Sluis: bolwerk van natuur en historie

De geschiedenis terugzien in het landschap, daarvoor is de omgeving van Sluis bij uitstek geschikt. Deze vestingstad doorstond vele belegeringen en aanvallen. De sporen daarvan zijn nog goed zichtbaar: vestingmuren, grachten, aarden walstructuren en schansen. Met de inrichting (najaar 2016) van een groot deel van de buitenste vestingwerken werd de geschiedenis beter leesbaar.

Vestingstad

Naast een geliefde winkelstad is Sluis vooral bekend door haar vestingwallen. Dit zijn verdedigingswerken die grotendeels behoren tot de Staats-Spaanse linies. Dat is een lange gordel van verdedigingswerken die tijdens de Tachtigjarige Oorlog ontstond aan weerszijden van het front in Noord-Vlaanderen, waar Staatse en Spaanse troepen tegenover elkaar lagen.

Opkomst en verval

Sluis ontwikkelde zich vanaf de dertiende eeuw dankzij de strategische ligging aan de Zwingeul als handelsstad. Na een grote aanval in 1323, die de stad grotendeels in de as legde, verleende graaf Lodewijk van Vlaanderen toestemming om ter verdediging een gracht en aarden wallen aan te leggen.

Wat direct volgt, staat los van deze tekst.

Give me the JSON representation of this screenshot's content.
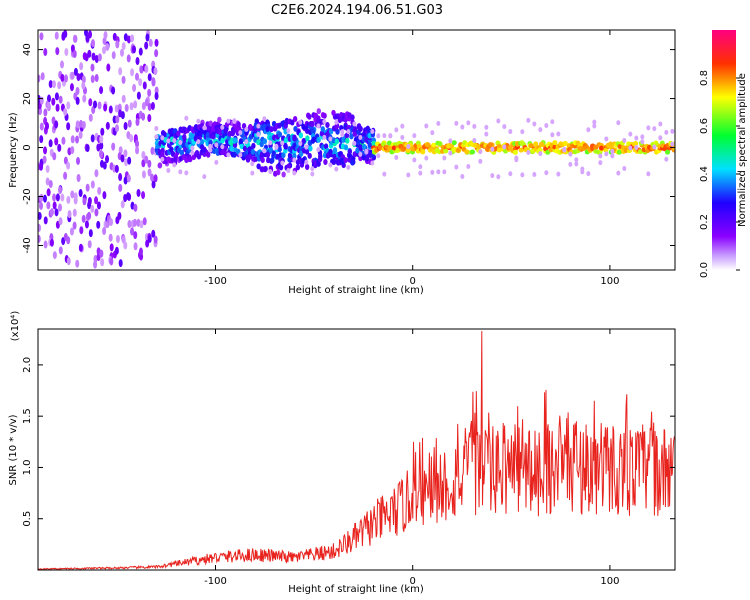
{
  "title": "C2E6.2024.194.06.51.G03",
  "chart_data": [
    {
      "type": "heatmap",
      "xlabel": "Height of straight line (km)",
      "ylabel": "Frequency (Hz)",
      "xlim": [
        -190,
        133
      ],
      "ylim": [
        -50,
        48
      ],
      "xticks": [
        -100,
        0,
        100
      ],
      "yticks": [
        -40,
        -20,
        0,
        20,
        40
      ],
      "colorbar": {
        "label": "Normalized spectral amplitude",
        "range": [
          0.0,
          1.0
        ],
        "ticks": [
          "0.0",
          "0.2",
          "0.4",
          "0.6",
          "0.8"
        ],
        "colors": [
          "#ffffff",
          "#8a00ff",
          "#2000ff",
          "#00e0ff",
          "#00ff30",
          "#ffff00",
          "#ff3000",
          "#ff0080"
        ]
      },
      "bands": [
        {
          "x_range": [
            -190,
            -130
          ],
          "freq_center": 0,
          "freq_halfwidth": 48,
          "amplitude": 0.12
        },
        {
          "x_range": [
            -130,
            -20
          ],
          "freq_center": 2,
          "freq_halfwidth": 7,
          "amplitude": 0.3
        },
        {
          "x_range": [
            -20,
            133
          ],
          "freq_center": 0,
          "freq_halfwidth": 2,
          "amplitude": 0.9
        }
      ]
    },
    {
      "type": "line",
      "xlabel": "Height of straight line (km)",
      "ylabel": "SNR (10 * v/v)",
      "yscale_note": "(x10⁴)",
      "xlim": [
        -190,
        133
      ],
      "ylim": [
        0,
        2.35
      ],
      "xticks": [
        -100,
        0,
        100
      ],
      "yticks": [
        "0.5",
        "1.0",
        "1.5",
        "2.0"
      ],
      "color": "#e8231e",
      "x": [
        -190,
        -150,
        -130,
        -120,
        -100,
        -80,
        -60,
        -40,
        -30,
        -20,
        -10,
        0,
        10,
        20,
        30,
        40,
        50,
        60,
        70,
        80,
        90,
        100,
        110,
        120,
        133
      ],
      "values": [
        0.01,
        0.02,
        0.03,
        0.06,
        0.12,
        0.15,
        0.12,
        0.18,
        0.3,
        0.45,
        0.55,
        0.7,
        0.8,
        0.85,
        1.0,
        0.95,
        1.0,
        0.95,
        1.0,
        1.05,
        0.95,
        1.0,
        0.95,
        1.0,
        0.9
      ],
      "peak": {
        "x": 35,
        "y": 2.33
      }
    }
  ]
}
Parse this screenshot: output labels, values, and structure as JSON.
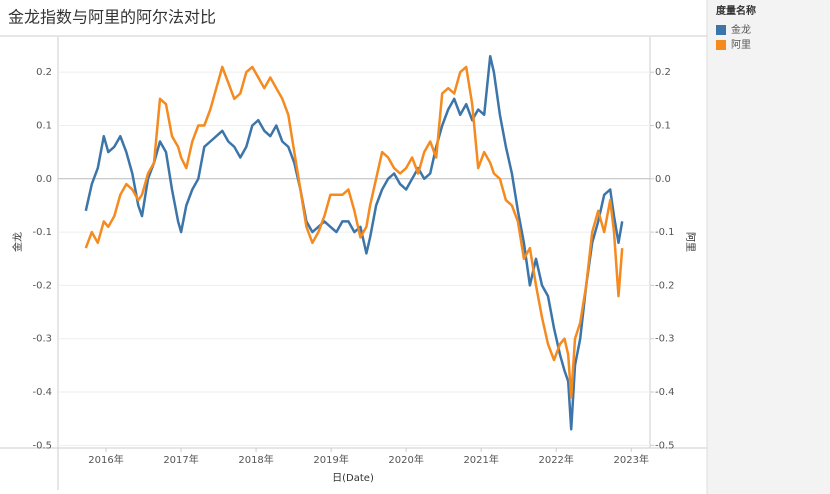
{
  "chart_data": {
    "type": "line",
    "title": "金龙指数与阿里的阿尔法对比",
    "x_label": "日(Date)",
    "y_label": "金龙",
    "y2_label": "阿里",
    "legend_title": "度量名称",
    "legend_position": "right",
    "grid": true,
    "xlim": [
      2015.36,
      2023.25
    ],
    "xticks": [
      {
        "value": 2016,
        "label": "2016年"
      },
      {
        "value": 2017,
        "label": "2017年"
      },
      {
        "value": 2018,
        "label": "2018年"
      },
      {
        "value": 2019,
        "label": "2019年"
      },
      {
        "value": 2020,
        "label": "2020年"
      },
      {
        "value": 2021,
        "label": "2021年"
      },
      {
        "value": 2022,
        "label": "2022年"
      },
      {
        "value": 2023,
        "label": "2023年"
      }
    ],
    "ylim": [
      -0.505,
      0.266
    ],
    "yticks": [
      0.2,
      0.1,
      {
        "value": 0,
        "label": "0.0"
      },
      -0.1,
      -0.2,
      -0.3,
      -0.4,
      -0.5
    ],
    "y2lim": [
      -0.505,
      0.266
    ],
    "y2ticks": [
      0.2,
      0.1,
      {
        "value": 0,
        "label": "0.0"
      },
      -0.1,
      -0.2,
      -0.3,
      -0.4,
      -0.5
    ],
    "x": [
      2015.73,
      2015.81,
      2015.89,
      2015.97,
      2016.03,
      2016.11,
      2016.19,
      2016.27,
      2016.35,
      2016.43,
      2016.48,
      2016.56,
      2016.64,
      2016.72,
      2016.8,
      2016.88,
      2016.96,
      2017.0,
      2017.07,
      2017.15,
      2017.23,
      2017.31,
      2017.39,
      2017.47,
      2017.55,
      2017.63,
      2017.71,
      2017.79,
      2017.87,
      2017.95,
      2018.03,
      2018.11,
      2018.19,
      2018.27,
      2018.35,
      2018.43,
      2018.51,
      2018.59,
      2018.67,
      2018.75,
      2018.83,
      2018.91,
      2018.99,
      2019.07,
      2019.15,
      2019.23,
      2019.31,
      2019.39,
      2019.47,
      2019.52,
      2019.6,
      2019.68,
      2019.76,
      2019.84,
      2019.92,
      2020.0,
      2020.08,
      2020.16,
      2020.24,
      2020.32,
      2020.4,
      2020.48,
      2020.56,
      2020.64,
      2020.72,
      2020.8,
      2020.88,
      2020.96,
      2021.04,
      2021.12,
      2021.17,
      2021.25,
      2021.33,
      2021.41,
      2021.49,
      2021.57,
      2021.65,
      2021.73,
      2021.81,
      2021.89,
      2021.97,
      2022.05,
      2022.11,
      2022.16,
      2022.2,
      2022.25,
      2022.32,
      2022.4,
      2022.48,
      2022.56,
      2022.64,
      2022.72,
      2022.77,
      2022.83,
      2022.88
    ],
    "series": [
      {
        "name": "金龙",
        "color": "#3c75a9",
        "axis": "y",
        "values": [
          -0.06,
          -0.01,
          0.02,
          0.08,
          0.05,
          0.06,
          0.08,
          0.05,
          0.01,
          -0.05,
          -0.07,
          0.0,
          0.03,
          0.07,
          0.05,
          -0.02,
          -0.08,
          -0.1,
          -0.05,
          -0.02,
          0.0,
          0.06,
          0.07,
          0.08,
          0.09,
          0.07,
          0.06,
          0.04,
          0.06,
          0.1,
          0.11,
          0.09,
          0.08,
          0.1,
          0.07,
          0.06,
          0.03,
          -0.02,
          -0.08,
          -0.1,
          -0.09,
          -0.08,
          -0.09,
          -0.1,
          -0.08,
          -0.08,
          -0.1,
          -0.09,
          -0.14,
          -0.11,
          -0.05,
          -0.02,
          0.0,
          0.01,
          -0.01,
          -0.02,
          0.0,
          0.02,
          0.0,
          0.01,
          0.06,
          0.1,
          0.13,
          0.15,
          0.12,
          0.14,
          0.11,
          0.13,
          0.12,
          0.23,
          0.2,
          0.12,
          0.06,
          0.01,
          -0.06,
          -0.12,
          -0.2,
          -0.15,
          -0.2,
          -0.22,
          -0.28,
          -0.33,
          -0.36,
          -0.38,
          -0.47,
          -0.35,
          -0.3,
          -0.2,
          -0.12,
          -0.08,
          -0.03,
          -0.02,
          -0.07,
          -0.12,
          -0.08
        ]
      },
      {
        "name": "阿里",
        "color": "#f58a1f",
        "axis": "y2",
        "values": [
          -0.13,
          -0.1,
          -0.12,
          -0.08,
          -0.09,
          -0.07,
          -0.03,
          -0.01,
          -0.02,
          -0.04,
          -0.03,
          0.01,
          0.03,
          0.15,
          0.14,
          0.08,
          0.06,
          0.04,
          0.02,
          0.07,
          0.1,
          0.1,
          0.13,
          0.17,
          0.21,
          0.18,
          0.15,
          0.16,
          0.2,
          0.21,
          0.19,
          0.17,
          0.19,
          0.17,
          0.15,
          0.12,
          0.05,
          -0.02,
          -0.09,
          -0.12,
          -0.1,
          -0.07,
          -0.03,
          -0.03,
          -0.03,
          -0.02,
          -0.06,
          -0.11,
          -0.09,
          -0.05,
          0.0,
          0.05,
          0.04,
          0.02,
          0.01,
          0.02,
          0.04,
          0.01,
          0.05,
          0.07,
          0.04,
          0.16,
          0.17,
          0.16,
          0.2,
          0.21,
          0.14,
          0.02,
          0.05,
          0.03,
          0.01,
          0.0,
          -0.04,
          -0.05,
          -0.08,
          -0.15,
          -0.13,
          -0.2,
          -0.26,
          -0.31,
          -0.34,
          -0.31,
          -0.3,
          -0.33,
          -0.41,
          -0.3,
          -0.27,
          -0.2,
          -0.1,
          -0.06,
          -0.1,
          -0.04,
          -0.1,
          -0.22,
          -0.13
        ]
      }
    ]
  }
}
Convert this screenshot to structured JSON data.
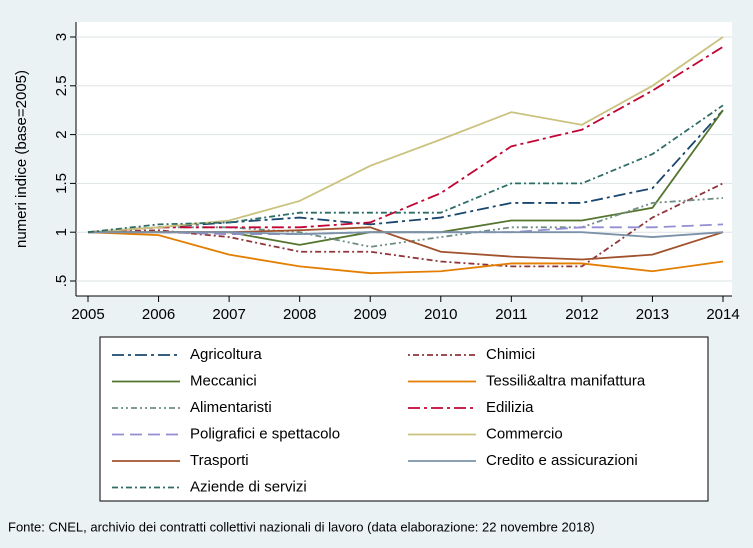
{
  "chart_data": {
    "type": "line",
    "y_label": "numeri indice (base=2005)",
    "source": "Fonte: CNEL, archivio dei contratti collettivi nazionali di lavoro (data elaborazione: 22 novembre 2018)",
    "x": [
      2005,
      2006,
      2007,
      2008,
      2009,
      2010,
      2011,
      2012,
      2013,
      2014
    ],
    "xlim": [
      2005,
      2014
    ],
    "xticks": [
      2005,
      2006,
      2007,
      2008,
      2009,
      2010,
      2011,
      2012,
      2013,
      2014
    ],
    "ylim": [
      0.5,
      3
    ],
    "yticks": [
      {
        "value": 0.5,
        "label": ".5"
      },
      1,
      1.5,
      2,
      2.5,
      3
    ],
    "grid": true,
    "series": [
      {
        "name": "Agricoltura",
        "color": "#1a476f",
        "dash": "12,4,3,4",
        "values": [
          1,
          1.05,
          1.1,
          1.15,
          1.08,
          1.15,
          1.3,
          1.3,
          1.45,
          2.25
        ]
      },
      {
        "name": "Chimici",
        "color": "#90353b",
        "dash": "2,3,6,3",
        "values": [
          1,
          1.02,
          0.95,
          0.8,
          0.8,
          0.7,
          0.65,
          0.65,
          1.15,
          1.5
        ]
      },
      {
        "name": "Meccanici",
        "color": "#55752f",
        "dash": "",
        "values": [
          1,
          1.0,
          1.0,
          0.87,
          1.0,
          1.0,
          1.12,
          1.12,
          1.25,
          2.25
        ]
      },
      {
        "name": "Tessili&altra manifattura",
        "color": "#e37e00",
        "dash": "",
        "values": [
          1,
          0.97,
          0.77,
          0.65,
          0.58,
          0.6,
          0.68,
          0.68,
          0.6,
          0.7
        ]
      },
      {
        "name": "Alimentaristi",
        "color": "#6e8e84",
        "dash": "6,3,2,3,2,3",
        "values": [
          1,
          1.05,
          1.05,
          1.0,
          0.85,
          0.95,
          1.05,
          1.05,
          1.3,
          1.35
        ]
      },
      {
        "name": "Edilizia",
        "color": "#c10534",
        "dash": "12,4,3,4",
        "values": [
          1,
          1.05,
          1.05,
          1.05,
          1.1,
          1.4,
          1.88,
          2.05,
          2.45,
          2.9
        ]
      },
      {
        "name": "Poligrafici e spettacolo",
        "color": "#938dd2",
        "dash": "12,6",
        "values": [
          1,
          1.0,
          0.98,
          0.98,
          1.0,
          1.0,
          1.0,
          1.05,
          1.05,
          1.08
        ]
      },
      {
        "name": "Commercio",
        "color": "#cac27e",
        "dash": "",
        "values": [
          1,
          1.05,
          1.12,
          1.32,
          1.68,
          1.95,
          2.23,
          2.1,
          2.5,
          3.0
        ]
      },
      {
        "name": "Trasporti",
        "color": "#a0522d",
        "dash": "",
        "values": [
          1,
          1.0,
          1.0,
          1.02,
          1.05,
          0.8,
          0.75,
          0.72,
          0.77,
          1.0
        ]
      },
      {
        "name": "Credito e assicurazioni",
        "color": "#7b92a8",
        "dash": "",
        "values": [
          1,
          1.0,
          1.0,
          0.98,
          1.0,
          1.0,
          1.0,
          1.0,
          0.95,
          1.0
        ]
      },
      {
        "name": "Aziende di servizi",
        "color": "#2d6d66",
        "dash": "6,3,2,3",
        "values": [
          1,
          1.08,
          1.1,
          1.2,
          1.2,
          1.2,
          1.5,
          1.5,
          1.8,
          2.3
        ]
      }
    ]
  }
}
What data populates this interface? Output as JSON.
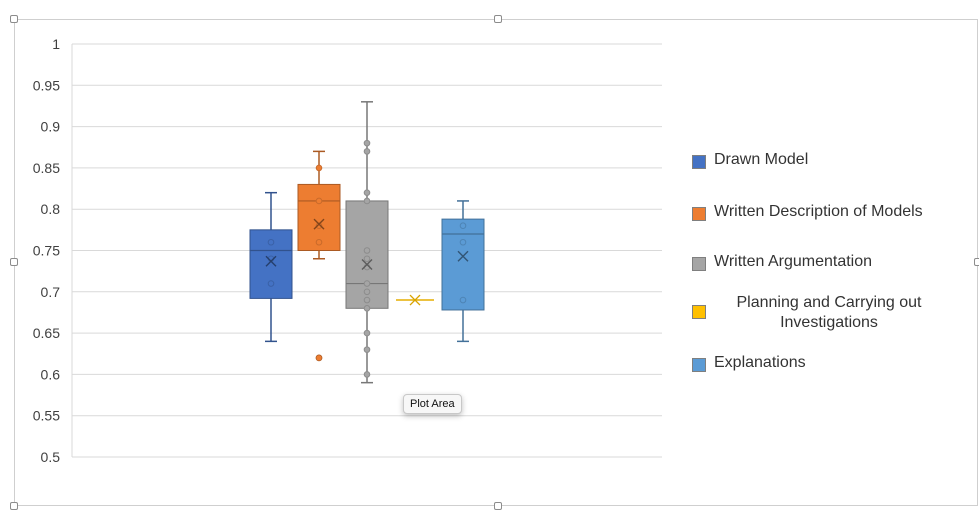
{
  "chart_data": {
    "type": "box",
    "y_ticks": [
      "1",
      "0.95",
      "0.9",
      "0.85",
      "0.8",
      "0.75",
      "0.7",
      "0.65",
      "0.6",
      "0.55",
      "0.5"
    ],
    "ylim": [
      0.5,
      1.0
    ],
    "grid": true,
    "legend_position": "right",
    "series": [
      {
        "name": "Drawn Model",
        "color": "#4472C4",
        "min": 0.64,
        "q1": 0.692,
        "median": 0.75,
        "q3": 0.775,
        "max": 0.82,
        "mean": 0.737,
        "points": [
          0.76,
          0.74,
          0.71
        ],
        "outliers": []
      },
      {
        "name": "Written Description of Models",
        "color": "#ED7D31",
        "min": 0.74,
        "q1": 0.75,
        "median": 0.81,
        "q3": 0.83,
        "max": 0.87,
        "mean": 0.782,
        "points": [
          0.85,
          0.81,
          0.78,
          0.76
        ],
        "outliers": [
          0.62
        ]
      },
      {
        "name": "Written Argumentation",
        "color": "#A5A5A5",
        "min": 0.59,
        "q1": 0.68,
        "median": 0.71,
        "q3": 0.81,
        "max": 0.93,
        "mean": 0.733,
        "points": [
          0.88,
          0.87,
          0.82,
          0.81,
          0.75,
          0.74,
          0.73,
          0.71,
          0.7,
          0.69,
          0.68,
          0.65,
          0.63,
          0.6
        ],
        "outliers": []
      },
      {
        "name": "Planning and Carrying out Investigations",
        "color": "#FFC000",
        "min": 0.69,
        "q1": 0.69,
        "median": 0.69,
        "q3": 0.69,
        "max": 0.69,
        "mean": 0.69,
        "points": [],
        "outliers": []
      },
      {
        "name": "Explanations",
        "color": "#5B9BD5",
        "min": 0.64,
        "q1": 0.678,
        "median": 0.77,
        "q3": 0.788,
        "max": 0.81,
        "mean": 0.743,
        "points": [
          0.78,
          0.76,
          0.69
        ],
        "outliers": []
      }
    ]
  },
  "legend": {
    "items": [
      {
        "label": "Drawn Model",
        "color": "#4472C4"
      },
      {
        "label": "Written Description of Models",
        "color": "#ED7D31"
      },
      {
        "label": "Written Argumentation",
        "color": "#A5A5A5"
      },
      {
        "label": "Planning and Carrying out Investigations",
        "color": "#FFC000"
      },
      {
        "label": "Explanations",
        "color": "#5B9BD5"
      }
    ]
  },
  "tooltip": {
    "text": "Plot Area"
  },
  "colors": {
    "gridline": "#d9d9d9",
    "axis_text": "#404040",
    "frame": "#cfcfcf"
  }
}
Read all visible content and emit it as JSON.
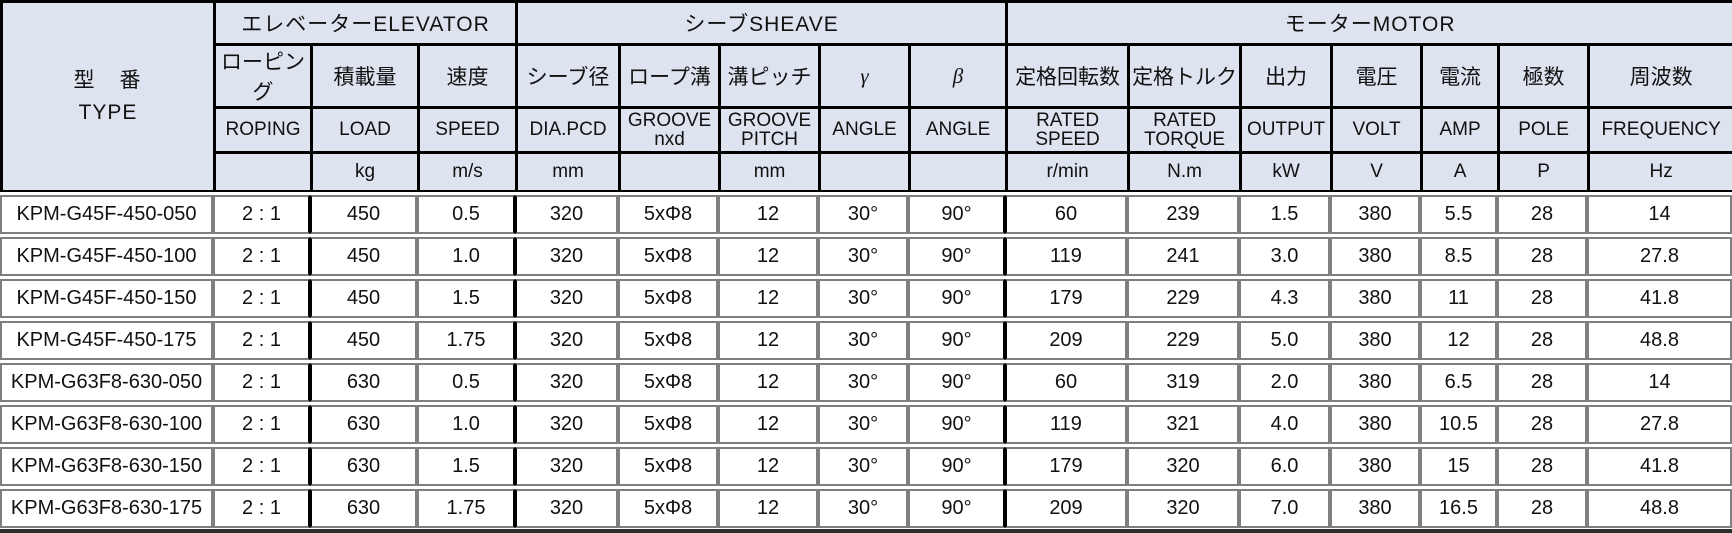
{
  "colors": {
    "header_background": "#dde3ef",
    "header_border": "#000000",
    "data_border": "#7f7f7f",
    "text": "#111111"
  },
  "table": {
    "type_header": {
      "ja": "型　番",
      "en": "TYPE"
    },
    "groups": [
      {
        "label": "エレベーターELEVATOR",
        "span": 3
      },
      {
        "label": "シーブSHEAVE",
        "span": 5
      },
      {
        "label": "モーターMOTOR",
        "span": 7
      }
    ],
    "columns": [
      {
        "ja": "ローピング",
        "en": "ROPING",
        "unit": ""
      },
      {
        "ja": "積載量",
        "en": "LOAD",
        "unit": "kg"
      },
      {
        "ja": "速度",
        "en": "SPEED",
        "unit": "m/s"
      },
      {
        "ja": "シーブ径",
        "en": "DIA.PCD",
        "unit": "mm"
      },
      {
        "ja": "ロープ溝",
        "en": "GROOVE\nnxd",
        "unit": ""
      },
      {
        "ja": "溝ピッチ",
        "en": "GROOVE\nPITCH",
        "unit": "mm"
      },
      {
        "ja": "γ",
        "en": "ANGLE",
        "unit": ""
      },
      {
        "ja": "β",
        "en": "ANGLE",
        "unit": ""
      },
      {
        "ja": "定格回転数",
        "en": "RATED\nSPEED",
        "unit": "r/min"
      },
      {
        "ja": "定格トルク",
        "en": "RATED\nTORQUE",
        "unit": "N.m"
      },
      {
        "ja": "出力",
        "en": "OUTPUT",
        "unit": "kW"
      },
      {
        "ja": "電圧",
        "en": "VOLT",
        "unit": "V"
      },
      {
        "ja": "電流",
        "en": "AMP",
        "unit": "A"
      },
      {
        "ja": "極数",
        "en": "POLE",
        "unit": "P"
      },
      {
        "ja": "周波数",
        "en": "FREQUENCY",
        "unit": "Hz"
      }
    ],
    "rows": [
      [
        "KPM-G45F-450-050",
        "2 : 1",
        "450",
        "0.5",
        "320",
        "5xΦ8",
        "12",
        "30°",
        "90°",
        "60",
        "239",
        "1.5",
        "380",
        "5.5",
        "28",
        "14"
      ],
      [
        "KPM-G45F-450-100",
        "2 : 1",
        "450",
        "1.0",
        "320",
        "5xΦ8",
        "12",
        "30°",
        "90°",
        "119",
        "241",
        "3.0",
        "380",
        "8.5",
        "28",
        "27.8"
      ],
      [
        "KPM-G45F-450-150",
        "2 : 1",
        "450",
        "1.5",
        "320",
        "5xΦ8",
        "12",
        "30°",
        "90°",
        "179",
        "229",
        "4.3",
        "380",
        "11",
        "28",
        "41.8"
      ],
      [
        "KPM-G45F-450-175",
        "2 : 1",
        "450",
        "1.75",
        "320",
        "5xΦ8",
        "12",
        "30°",
        "90°",
        "209",
        "229",
        "5.0",
        "380",
        "12",
        "28",
        "48.8"
      ],
      [
        "KPM-G63F8-630-050",
        "2 : 1",
        "630",
        "0.5",
        "320",
        "5xΦ8",
        "12",
        "30°",
        "90°",
        "60",
        "319",
        "2.0",
        "380",
        "6.5",
        "28",
        "14"
      ],
      [
        "KPM-G63F8-630-100",
        "2 : 1",
        "630",
        "1.0",
        "320",
        "5xΦ8",
        "12",
        "30°",
        "90°",
        "119",
        "321",
        "4.0",
        "380",
        "10.5",
        "28",
        "27.8"
      ],
      [
        "KPM-G63F8-630-150",
        "2 : 1",
        "630",
        "1.5",
        "320",
        "5xΦ8",
        "12",
        "30°",
        "90°",
        "179",
        "320",
        "6.0",
        "380",
        "15",
        "28",
        "41.8"
      ],
      [
        "KPM-G63F8-630-175",
        "2 : 1",
        "630",
        "1.75",
        "320",
        "5xΦ8",
        "12",
        "30°",
        "90°",
        "209",
        "320",
        "7.0",
        "380",
        "16.5",
        "28",
        "48.8"
      ]
    ]
  }
}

Dit zijn echter niet de walstructuren die nu rond het stadscentrum liggen. Die werden pas vanaf 1604 aangelegd.

Een andere imposante ontwikkeling aan het einde van de veertiende eeuw was de bouw van een kasteel op de oostoever van het Zwin. Onderzoek wees uit dat het bouwwerk muren van bijna vier meter dik en vijftien meter hoog had. Er waren twee poorten en maar liefst zestien torens. Tegenover dit kasteel, aan de overzijde van het Zwin, stond de ‘Toren van Bourgondië’. Aan deze periode van welvaart komt rond 1500 een eind wanneer Sluis door verzanding van het Zwin onbereikbaar wordt. De stad degradeerde tot vissershaven. Pogingen van Brugge om Sluis met de aanleg van de Zoete of Varsche Vaart weer als handelsstad op de kaart te zetten waren van korte duur.

Staatsen en Spaansen

De Tachtigjarige Oorlog brak uit (1568-1648); Sluis kwam in de vuurlinie te liggen. De constante dreigingen en wisseling van de macht tussen Staatsen en Spaansen leidden tot veel aanpassingen van de verdedigingswerken rond Sluis. Schansen werden gebouwd en weer verbouwd, evenals nieuwe wallen. Uiteindelijk belandde Sluis in 1604 weer in Staatse handen en werd één van de belangrijkste vestingen van Staats-Vlaanderen. Onder het bewind van Prins Maurits en later naar de inzichten van vestingbouwer Menno van Coehoorn werd er vrijwel continu gewerkt aan de verbetering van de vestingwerken.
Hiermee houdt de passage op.